近年、甲子園出場だけでなく、全国での上位進出も当たり前となっている大阪桐蔭の中では稀(まれ)な年だったかもしれない。強かった世代と1学年下の世代が比較されることは高校野球ではよくあるが、そんな現実も石井は正面から受け入れた。不遇だとも思わない。だが、この先、野球でもっと何らかの足跡を残したいと強く思った。

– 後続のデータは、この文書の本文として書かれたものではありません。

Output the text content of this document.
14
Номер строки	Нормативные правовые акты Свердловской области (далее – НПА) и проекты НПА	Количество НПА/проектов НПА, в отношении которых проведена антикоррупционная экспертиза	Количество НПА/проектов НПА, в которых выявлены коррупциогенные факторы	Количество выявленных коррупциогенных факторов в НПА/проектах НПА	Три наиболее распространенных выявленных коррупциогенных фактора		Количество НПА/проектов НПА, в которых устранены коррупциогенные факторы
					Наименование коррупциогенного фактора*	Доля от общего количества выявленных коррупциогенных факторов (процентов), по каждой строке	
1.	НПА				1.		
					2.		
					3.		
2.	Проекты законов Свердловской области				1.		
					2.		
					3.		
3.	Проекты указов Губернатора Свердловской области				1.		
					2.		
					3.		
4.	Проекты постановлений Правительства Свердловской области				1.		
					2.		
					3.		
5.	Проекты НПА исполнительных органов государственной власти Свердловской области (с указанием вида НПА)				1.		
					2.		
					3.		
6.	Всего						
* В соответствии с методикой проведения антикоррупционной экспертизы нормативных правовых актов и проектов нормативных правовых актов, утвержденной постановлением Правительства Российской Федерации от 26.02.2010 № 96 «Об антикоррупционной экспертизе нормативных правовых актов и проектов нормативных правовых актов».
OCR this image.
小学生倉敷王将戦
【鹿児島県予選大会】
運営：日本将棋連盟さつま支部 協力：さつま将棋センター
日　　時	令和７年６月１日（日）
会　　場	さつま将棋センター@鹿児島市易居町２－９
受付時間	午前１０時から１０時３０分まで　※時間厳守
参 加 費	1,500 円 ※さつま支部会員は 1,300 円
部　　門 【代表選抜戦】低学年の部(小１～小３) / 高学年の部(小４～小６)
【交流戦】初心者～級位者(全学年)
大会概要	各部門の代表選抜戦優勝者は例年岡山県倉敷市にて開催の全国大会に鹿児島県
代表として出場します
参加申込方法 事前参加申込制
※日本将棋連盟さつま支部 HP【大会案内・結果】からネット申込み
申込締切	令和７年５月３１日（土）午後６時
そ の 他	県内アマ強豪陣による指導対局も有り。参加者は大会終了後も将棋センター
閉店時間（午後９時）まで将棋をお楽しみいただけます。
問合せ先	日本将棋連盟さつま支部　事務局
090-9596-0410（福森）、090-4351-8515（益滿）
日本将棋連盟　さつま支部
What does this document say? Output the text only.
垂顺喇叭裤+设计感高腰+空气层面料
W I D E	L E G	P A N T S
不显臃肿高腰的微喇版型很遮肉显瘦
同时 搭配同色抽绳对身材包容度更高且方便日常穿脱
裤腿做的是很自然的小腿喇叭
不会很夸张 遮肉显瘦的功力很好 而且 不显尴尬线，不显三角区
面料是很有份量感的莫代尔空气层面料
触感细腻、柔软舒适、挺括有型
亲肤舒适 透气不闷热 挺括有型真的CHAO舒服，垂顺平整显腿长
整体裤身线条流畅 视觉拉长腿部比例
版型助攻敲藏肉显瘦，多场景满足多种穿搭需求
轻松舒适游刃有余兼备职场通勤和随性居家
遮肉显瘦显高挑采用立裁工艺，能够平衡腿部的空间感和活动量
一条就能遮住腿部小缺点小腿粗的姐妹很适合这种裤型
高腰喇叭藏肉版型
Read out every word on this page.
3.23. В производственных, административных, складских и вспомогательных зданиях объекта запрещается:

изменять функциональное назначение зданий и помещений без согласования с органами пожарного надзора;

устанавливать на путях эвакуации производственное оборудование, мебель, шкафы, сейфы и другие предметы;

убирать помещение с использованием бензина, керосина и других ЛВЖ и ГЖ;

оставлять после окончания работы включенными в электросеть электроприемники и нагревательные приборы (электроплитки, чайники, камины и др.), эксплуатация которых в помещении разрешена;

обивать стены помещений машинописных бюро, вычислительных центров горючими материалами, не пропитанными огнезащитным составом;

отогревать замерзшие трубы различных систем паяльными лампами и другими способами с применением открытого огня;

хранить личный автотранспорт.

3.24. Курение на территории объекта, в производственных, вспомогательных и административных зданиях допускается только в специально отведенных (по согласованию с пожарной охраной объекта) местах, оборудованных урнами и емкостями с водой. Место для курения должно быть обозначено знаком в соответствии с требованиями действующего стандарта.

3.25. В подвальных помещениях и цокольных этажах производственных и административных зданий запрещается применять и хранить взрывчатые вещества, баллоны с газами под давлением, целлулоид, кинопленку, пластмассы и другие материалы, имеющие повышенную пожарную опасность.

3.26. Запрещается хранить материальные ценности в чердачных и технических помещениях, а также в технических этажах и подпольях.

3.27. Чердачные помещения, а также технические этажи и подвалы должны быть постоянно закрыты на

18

大阪桐蔭時代の石井。自分たちの世代での甲子園出場はかなわなかった(撮影・朝日新聞社)

黒原拓未のボールに衝撃

そんな志を胸に大学野球の世界に飛び込んだが、入学直後は新型コロナウイルス感染拡大の影響でリーグ戦だけでなく、練習も制限される日々を過ごした。

石井が1年の時、チームにはエース左腕の黒原拓未(現・広島東洋カープ)がいた。後に2021年のプロ野球ドラフト会議で、広島から1位指名を受けたエース。石井は大学トップクラスのボールを目の当たりにし「こういった投手の球に対処できないと、はい上がれない」と、1年生ながらこれから目指す方向性をある程度感じることができた。

ただ今のチームには、黒原のようなスター選手はいない。「だから自分たちでつないでいくしかない。試合ではそういう意識を常に持っています」と石井は言う。

関西学院大は第1節で同志社大から勝ち点を挙げ、幸先のいいスタートを切ったが、続く関西大学との「関関戦」、1勝1敗で第3戦までもつれ込んだ近畿大学戦は負け越し、勝ち点を奪えなかった。

正念場の戦いが続く中、石井は高校時代の恩師・西谷浩一監督が常々言っていた言葉を思い出すという。

「『スターがいないから、しぶとく戦っていく』。自分たちの高校時代がまさにそうだったので」。大学ラストイヤーの今春のリーグ戦も残り少なくなった。粘っこく、泥臭く。あの頃の気持ちを胸に刻み、全力で駆け抜けていく。